I have performed an RNA-seq experiment on leaves (five time points) and maturing seeds (three time points - from early maturation to dry seed) on a non-model plant species, and used the Salmon -> tximport -> DESeq2 analysis pipeline.
For the most part the leaf data looks pretty good. However, I have come across an interesting issue when it comes to the dry seed data (last seed time point). Although most genes are not DE (based on DESeq2), the vast, vast majority of reads are mapping to just a few DE genes. Over 50% of counts come from just three genes (associated with seed storage), and 75% of counts are derived from the top 15 most highly induced genes (also seed storage and LEAs).
There wasn't really a noticeable effect at first glance (50% of DE genes are up vs. down regulated in the seed, predictable genes and gene families were turned on or off), but it definitely seems like it could violate some underlying statistical assumption of RNA-seq. Is there anything to consider when trying to analyse data such as this?
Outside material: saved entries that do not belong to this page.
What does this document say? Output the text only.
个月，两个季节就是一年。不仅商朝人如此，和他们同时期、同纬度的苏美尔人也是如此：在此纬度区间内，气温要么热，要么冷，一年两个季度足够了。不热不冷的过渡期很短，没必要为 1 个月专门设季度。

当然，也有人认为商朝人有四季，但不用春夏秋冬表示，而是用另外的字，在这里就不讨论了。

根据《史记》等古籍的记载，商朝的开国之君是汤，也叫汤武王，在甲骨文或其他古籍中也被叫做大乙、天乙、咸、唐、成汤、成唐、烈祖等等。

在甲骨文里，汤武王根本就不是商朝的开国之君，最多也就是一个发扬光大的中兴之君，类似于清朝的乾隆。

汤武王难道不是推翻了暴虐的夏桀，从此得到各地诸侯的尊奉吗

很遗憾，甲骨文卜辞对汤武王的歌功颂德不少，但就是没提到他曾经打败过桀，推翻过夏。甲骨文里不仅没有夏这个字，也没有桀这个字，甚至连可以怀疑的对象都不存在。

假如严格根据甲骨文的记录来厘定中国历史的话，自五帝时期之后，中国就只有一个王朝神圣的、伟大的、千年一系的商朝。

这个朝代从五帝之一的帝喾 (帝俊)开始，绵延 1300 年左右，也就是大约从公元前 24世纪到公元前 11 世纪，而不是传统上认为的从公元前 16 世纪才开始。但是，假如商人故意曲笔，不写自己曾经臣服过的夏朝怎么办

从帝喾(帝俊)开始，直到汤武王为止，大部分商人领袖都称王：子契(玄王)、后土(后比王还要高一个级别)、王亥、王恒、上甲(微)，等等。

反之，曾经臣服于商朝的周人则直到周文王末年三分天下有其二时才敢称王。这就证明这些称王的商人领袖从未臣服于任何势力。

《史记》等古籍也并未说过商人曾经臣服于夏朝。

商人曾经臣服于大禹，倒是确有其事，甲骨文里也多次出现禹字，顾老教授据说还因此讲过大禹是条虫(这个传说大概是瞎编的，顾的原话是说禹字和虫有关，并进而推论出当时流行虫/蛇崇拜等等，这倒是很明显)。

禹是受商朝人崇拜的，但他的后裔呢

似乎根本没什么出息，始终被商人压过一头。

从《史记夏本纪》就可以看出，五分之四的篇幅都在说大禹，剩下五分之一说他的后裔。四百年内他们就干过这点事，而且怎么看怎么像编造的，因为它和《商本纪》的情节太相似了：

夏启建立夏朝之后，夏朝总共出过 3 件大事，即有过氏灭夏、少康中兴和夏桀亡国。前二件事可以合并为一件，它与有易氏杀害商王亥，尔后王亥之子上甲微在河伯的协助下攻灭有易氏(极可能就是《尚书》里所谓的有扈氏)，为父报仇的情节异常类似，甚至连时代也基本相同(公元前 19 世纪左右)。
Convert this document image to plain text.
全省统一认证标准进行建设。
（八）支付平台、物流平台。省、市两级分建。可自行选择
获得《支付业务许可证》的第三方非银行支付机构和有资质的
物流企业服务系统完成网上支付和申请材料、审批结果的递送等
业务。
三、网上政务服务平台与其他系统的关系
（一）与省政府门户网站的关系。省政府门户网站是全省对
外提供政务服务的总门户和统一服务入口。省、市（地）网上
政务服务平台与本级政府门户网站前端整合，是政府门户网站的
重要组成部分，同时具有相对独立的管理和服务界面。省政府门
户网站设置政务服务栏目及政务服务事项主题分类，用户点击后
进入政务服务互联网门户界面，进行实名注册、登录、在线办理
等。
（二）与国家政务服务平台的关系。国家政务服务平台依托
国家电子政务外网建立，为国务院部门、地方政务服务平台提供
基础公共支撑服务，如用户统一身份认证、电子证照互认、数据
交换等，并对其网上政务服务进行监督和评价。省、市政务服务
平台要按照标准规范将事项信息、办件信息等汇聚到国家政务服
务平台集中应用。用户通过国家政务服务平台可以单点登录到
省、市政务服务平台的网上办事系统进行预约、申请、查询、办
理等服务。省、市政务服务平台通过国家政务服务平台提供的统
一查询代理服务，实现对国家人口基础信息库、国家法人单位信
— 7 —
Thanks for the quick response!
So all else being equal I should be able to trust the DESeq2 results and expression values (normalised counts, rlog), but Salmon TPM values (for example) may not an ideal measure of expression given this particular dataset?
I would say, you don’t want to use TPM directly to compute LFC if you have a few genes that absorb most of the counts and these appear to be DE. You want to use a normalization method that is robust.